Minister will Entscheidung von ThyssenKrupp haben

Der neue NRW-Arbeitsminister Guntram Schneider (Mitte) besuchte gestern das Werk von ThyssenKrupp Bilstein Suspension in Hohenlimburg. Die Betriebsräte Udo Böhme aus Werdohl und Gerold Vogel aus Hohenlimburg (v.l.) und die SPD-Landtagsabgeordneten Michael Scheffler (r.) und Wolfgang Jörg berieten sich, wie es weitergehen kann.

WERDOHL/HOHENLMBG ▪ Arbeitsminister Guntram Schneider (SPD) hat am Freitag in Hohenlimburg auch den Werdohler Mitarbeitern von ThyssenKrupp Bilstein seine Solidarität ausgesprochen. Wir bereits berichtet, wird das Werdohler Werk geschlossen, sämtliche 108 Arbeitsplätze sind akut bedroht.

Geplant war auch, dass Betriebsrat und Geschäftsführung am 23. August über einen Interessenausgleich und einen Sozialplan sprechen wollten. Wie der Werdohler Betriebsratsvorsitzende Udo Böhme beim Besuch von Schneider in Hohenlimburg erklärte, habe die Geschäftsführung die noch gar nicht begonnenen Gespräche wieder abgebrochen. Meinungsverschiedenheiten mit dem Betriebsrat aus Hohenlimburg seien der Grund.

Situation ist verfahren

Diesen Abbruch der Beziehungen konstatierte auch Gerold Vogel, der Betriebsratsvorsitzende von ThyssenKrupp Bilstein Suspension in Hohenlimburg. Nach Unterzeichnung der „Werdohler Erklärung“ war zwischen Geschäftsführung und Betriebsrat ausgehandelt, möglichst vielen Werdohler Mitarbeitern ein Unterkommen in Hohenlimburg anzubieten.
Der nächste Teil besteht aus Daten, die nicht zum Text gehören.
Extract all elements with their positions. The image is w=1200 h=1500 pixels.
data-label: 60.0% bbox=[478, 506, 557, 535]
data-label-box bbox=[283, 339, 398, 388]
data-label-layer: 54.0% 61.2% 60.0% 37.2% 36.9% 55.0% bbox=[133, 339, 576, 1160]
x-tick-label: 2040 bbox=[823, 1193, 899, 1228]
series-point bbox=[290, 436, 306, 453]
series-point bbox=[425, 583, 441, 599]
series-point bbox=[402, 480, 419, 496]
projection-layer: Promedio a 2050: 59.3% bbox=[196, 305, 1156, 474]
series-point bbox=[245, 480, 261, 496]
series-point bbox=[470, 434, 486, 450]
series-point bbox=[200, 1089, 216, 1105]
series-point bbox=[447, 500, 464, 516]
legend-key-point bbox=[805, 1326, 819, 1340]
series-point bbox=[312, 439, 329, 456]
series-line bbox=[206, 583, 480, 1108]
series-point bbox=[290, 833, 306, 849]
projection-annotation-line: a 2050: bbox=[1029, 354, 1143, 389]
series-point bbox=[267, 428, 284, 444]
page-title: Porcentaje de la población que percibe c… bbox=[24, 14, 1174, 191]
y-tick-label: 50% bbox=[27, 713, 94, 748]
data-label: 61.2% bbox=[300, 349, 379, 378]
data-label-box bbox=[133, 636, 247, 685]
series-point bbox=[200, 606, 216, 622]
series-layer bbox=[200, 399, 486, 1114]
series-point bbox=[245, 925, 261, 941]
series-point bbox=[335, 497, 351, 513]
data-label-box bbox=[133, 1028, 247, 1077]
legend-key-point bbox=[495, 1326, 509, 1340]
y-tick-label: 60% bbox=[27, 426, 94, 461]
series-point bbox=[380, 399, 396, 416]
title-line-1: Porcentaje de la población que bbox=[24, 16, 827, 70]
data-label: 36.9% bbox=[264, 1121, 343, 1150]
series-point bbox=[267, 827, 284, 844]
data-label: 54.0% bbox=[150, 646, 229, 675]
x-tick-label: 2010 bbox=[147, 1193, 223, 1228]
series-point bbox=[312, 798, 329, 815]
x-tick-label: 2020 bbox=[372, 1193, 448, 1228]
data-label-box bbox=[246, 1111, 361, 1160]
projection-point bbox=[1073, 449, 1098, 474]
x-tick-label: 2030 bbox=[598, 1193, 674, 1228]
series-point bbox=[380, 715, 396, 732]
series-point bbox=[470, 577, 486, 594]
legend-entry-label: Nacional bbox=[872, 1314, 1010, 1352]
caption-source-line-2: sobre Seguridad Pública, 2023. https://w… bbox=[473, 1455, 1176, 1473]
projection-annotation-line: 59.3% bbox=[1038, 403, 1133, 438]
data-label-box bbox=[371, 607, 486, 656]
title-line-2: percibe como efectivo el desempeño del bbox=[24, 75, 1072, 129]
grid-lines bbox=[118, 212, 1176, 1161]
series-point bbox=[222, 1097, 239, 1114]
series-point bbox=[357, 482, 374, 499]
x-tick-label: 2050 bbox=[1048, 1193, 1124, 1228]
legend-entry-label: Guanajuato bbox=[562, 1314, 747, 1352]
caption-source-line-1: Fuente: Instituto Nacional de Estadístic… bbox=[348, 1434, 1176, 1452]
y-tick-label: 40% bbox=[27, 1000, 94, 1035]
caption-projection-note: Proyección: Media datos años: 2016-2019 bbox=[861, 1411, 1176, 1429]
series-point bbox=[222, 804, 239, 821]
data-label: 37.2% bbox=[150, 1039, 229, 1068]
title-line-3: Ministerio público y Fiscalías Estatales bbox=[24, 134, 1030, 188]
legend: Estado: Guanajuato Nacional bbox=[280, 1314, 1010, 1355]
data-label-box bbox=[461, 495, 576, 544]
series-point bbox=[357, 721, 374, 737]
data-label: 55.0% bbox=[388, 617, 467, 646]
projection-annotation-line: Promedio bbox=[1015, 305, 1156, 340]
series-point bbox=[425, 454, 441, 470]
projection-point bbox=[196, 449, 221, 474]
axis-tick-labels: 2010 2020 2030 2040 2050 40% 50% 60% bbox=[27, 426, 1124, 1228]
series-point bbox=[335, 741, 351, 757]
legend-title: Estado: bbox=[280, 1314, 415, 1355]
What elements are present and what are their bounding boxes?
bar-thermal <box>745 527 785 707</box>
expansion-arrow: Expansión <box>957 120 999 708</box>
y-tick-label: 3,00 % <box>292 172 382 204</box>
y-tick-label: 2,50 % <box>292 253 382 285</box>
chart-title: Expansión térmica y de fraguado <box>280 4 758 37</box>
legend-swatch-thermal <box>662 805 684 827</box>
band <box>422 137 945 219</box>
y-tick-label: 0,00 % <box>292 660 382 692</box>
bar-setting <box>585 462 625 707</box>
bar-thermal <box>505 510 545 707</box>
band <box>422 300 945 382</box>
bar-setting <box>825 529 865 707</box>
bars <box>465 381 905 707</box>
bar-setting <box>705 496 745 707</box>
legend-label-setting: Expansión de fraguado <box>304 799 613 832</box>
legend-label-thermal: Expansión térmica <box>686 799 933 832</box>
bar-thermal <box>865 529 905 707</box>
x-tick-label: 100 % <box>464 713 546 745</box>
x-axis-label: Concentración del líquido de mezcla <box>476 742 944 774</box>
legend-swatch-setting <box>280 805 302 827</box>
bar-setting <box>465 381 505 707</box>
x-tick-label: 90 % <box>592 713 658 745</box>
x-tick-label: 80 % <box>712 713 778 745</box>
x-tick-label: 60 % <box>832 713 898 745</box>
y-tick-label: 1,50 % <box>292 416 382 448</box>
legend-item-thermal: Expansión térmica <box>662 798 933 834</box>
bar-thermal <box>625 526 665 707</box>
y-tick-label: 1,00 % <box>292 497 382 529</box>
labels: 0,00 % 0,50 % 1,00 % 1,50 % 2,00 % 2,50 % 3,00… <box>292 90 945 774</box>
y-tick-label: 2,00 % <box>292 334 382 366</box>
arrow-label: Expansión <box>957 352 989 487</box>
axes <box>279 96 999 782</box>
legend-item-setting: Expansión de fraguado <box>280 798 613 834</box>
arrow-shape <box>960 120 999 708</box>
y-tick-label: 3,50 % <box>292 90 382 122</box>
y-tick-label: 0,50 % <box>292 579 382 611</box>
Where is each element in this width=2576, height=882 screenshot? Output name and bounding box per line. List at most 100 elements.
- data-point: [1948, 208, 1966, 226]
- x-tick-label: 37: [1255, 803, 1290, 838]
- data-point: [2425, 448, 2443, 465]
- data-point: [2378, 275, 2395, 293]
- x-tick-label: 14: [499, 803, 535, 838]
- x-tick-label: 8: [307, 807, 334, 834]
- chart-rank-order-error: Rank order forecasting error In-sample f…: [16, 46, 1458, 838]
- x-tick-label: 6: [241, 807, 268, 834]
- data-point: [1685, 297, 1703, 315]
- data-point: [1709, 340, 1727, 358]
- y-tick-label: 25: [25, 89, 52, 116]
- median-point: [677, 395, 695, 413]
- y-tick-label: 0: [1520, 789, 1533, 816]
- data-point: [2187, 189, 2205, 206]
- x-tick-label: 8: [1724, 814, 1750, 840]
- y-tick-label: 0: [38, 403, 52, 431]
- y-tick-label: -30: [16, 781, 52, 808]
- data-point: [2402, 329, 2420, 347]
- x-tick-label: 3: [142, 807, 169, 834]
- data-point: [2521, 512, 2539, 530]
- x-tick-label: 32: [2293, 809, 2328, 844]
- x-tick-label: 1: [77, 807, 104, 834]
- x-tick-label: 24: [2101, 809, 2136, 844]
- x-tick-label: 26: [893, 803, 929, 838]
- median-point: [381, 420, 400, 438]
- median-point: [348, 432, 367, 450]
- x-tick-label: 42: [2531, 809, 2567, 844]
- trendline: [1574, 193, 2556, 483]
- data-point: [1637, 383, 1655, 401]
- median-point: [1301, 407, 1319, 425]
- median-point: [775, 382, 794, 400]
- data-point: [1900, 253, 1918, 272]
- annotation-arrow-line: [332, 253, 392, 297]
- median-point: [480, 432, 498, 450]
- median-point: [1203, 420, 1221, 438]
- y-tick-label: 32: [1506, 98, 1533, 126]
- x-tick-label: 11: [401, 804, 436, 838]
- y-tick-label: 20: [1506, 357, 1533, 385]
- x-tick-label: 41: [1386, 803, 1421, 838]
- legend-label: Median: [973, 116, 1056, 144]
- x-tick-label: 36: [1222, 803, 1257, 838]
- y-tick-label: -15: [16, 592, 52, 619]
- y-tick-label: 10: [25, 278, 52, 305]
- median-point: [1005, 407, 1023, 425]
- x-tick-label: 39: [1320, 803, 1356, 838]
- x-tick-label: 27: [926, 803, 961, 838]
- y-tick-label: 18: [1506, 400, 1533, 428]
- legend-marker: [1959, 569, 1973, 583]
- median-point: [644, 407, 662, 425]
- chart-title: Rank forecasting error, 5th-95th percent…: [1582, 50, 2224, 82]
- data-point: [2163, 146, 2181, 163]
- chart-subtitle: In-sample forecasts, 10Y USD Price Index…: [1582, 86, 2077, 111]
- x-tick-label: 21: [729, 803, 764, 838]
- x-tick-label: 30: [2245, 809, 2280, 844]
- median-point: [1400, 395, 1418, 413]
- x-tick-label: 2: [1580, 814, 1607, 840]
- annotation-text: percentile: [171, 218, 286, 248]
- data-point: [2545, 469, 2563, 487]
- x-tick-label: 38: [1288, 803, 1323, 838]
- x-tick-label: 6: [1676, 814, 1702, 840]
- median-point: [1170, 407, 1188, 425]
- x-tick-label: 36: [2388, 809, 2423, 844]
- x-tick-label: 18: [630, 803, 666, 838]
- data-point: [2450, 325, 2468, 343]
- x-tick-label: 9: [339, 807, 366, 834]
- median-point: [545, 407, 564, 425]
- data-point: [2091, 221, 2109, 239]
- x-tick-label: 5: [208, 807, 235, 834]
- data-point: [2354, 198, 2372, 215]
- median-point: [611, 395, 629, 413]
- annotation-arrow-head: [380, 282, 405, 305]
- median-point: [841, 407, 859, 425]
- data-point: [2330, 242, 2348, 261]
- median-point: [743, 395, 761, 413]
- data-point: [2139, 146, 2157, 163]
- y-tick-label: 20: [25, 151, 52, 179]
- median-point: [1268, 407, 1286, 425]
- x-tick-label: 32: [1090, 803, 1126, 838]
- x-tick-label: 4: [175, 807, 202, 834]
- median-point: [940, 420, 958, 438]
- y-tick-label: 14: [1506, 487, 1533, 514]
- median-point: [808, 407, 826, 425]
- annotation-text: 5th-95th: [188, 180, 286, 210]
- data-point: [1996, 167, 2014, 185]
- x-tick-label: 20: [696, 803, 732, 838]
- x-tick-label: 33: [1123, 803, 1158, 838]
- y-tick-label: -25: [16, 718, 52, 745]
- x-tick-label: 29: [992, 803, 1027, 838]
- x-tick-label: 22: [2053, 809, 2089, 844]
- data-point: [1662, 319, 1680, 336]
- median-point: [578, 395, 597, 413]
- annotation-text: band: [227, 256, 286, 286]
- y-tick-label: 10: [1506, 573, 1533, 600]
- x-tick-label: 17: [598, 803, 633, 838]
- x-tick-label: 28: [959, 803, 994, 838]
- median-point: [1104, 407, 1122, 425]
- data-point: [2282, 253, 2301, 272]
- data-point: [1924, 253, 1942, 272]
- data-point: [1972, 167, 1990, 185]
Böhme und Vogel sahen diese Übereinkunft als gefährdet an, da die Geschäftsführung des Konzern einseitig den Kontakt abgebrochen habe. Die Situation sei „verfahren.“

Minister Guntram Schneider sprach von „erheblichen Irritationen im Miteinander von Geschäftsführung und Betriebsrat“. Schneider kennt ThyssenKrupp sehr gut, er war jahrelang als Mitarbeitervertreter im Aufsichtsrat des Konzerns tätig.

Durchstarten und

investieren

Schneider will im Auftrag der Landesregierung jetzt von ThyssenKrupp wissen, ob das Federnwerk in Hohenlimburg auf Dauer im Konzern bleiben oder verkauft werden solle. In beiden Fällen müsse man eigentlich durchstarten und investieren. Schneider: „Wir erwarten ein deutliches Wort.“ Die Landesregierung könne den Prozess lediglich begleiten, aber keine unternehmerische Verantwortung übernehmen. Schneider blieb vage: „Ich bin guter Dinge, dass wir eine Zukunft finden, wenn klar ist, wohin der Konzern in Zukunft will.“ Sein Ministerium werde auf den Konzern einwirken, damit dieser zu einer Entscheidung komme.

Die beiden SPD-Landtagsabgeordneten Michael Scheffler (Märkischer Kreis) und Wolfgang Jörg (Hagen) sagten, dass die Region hinter den Mitarbeitern von ThyssenKrupp stehen würden.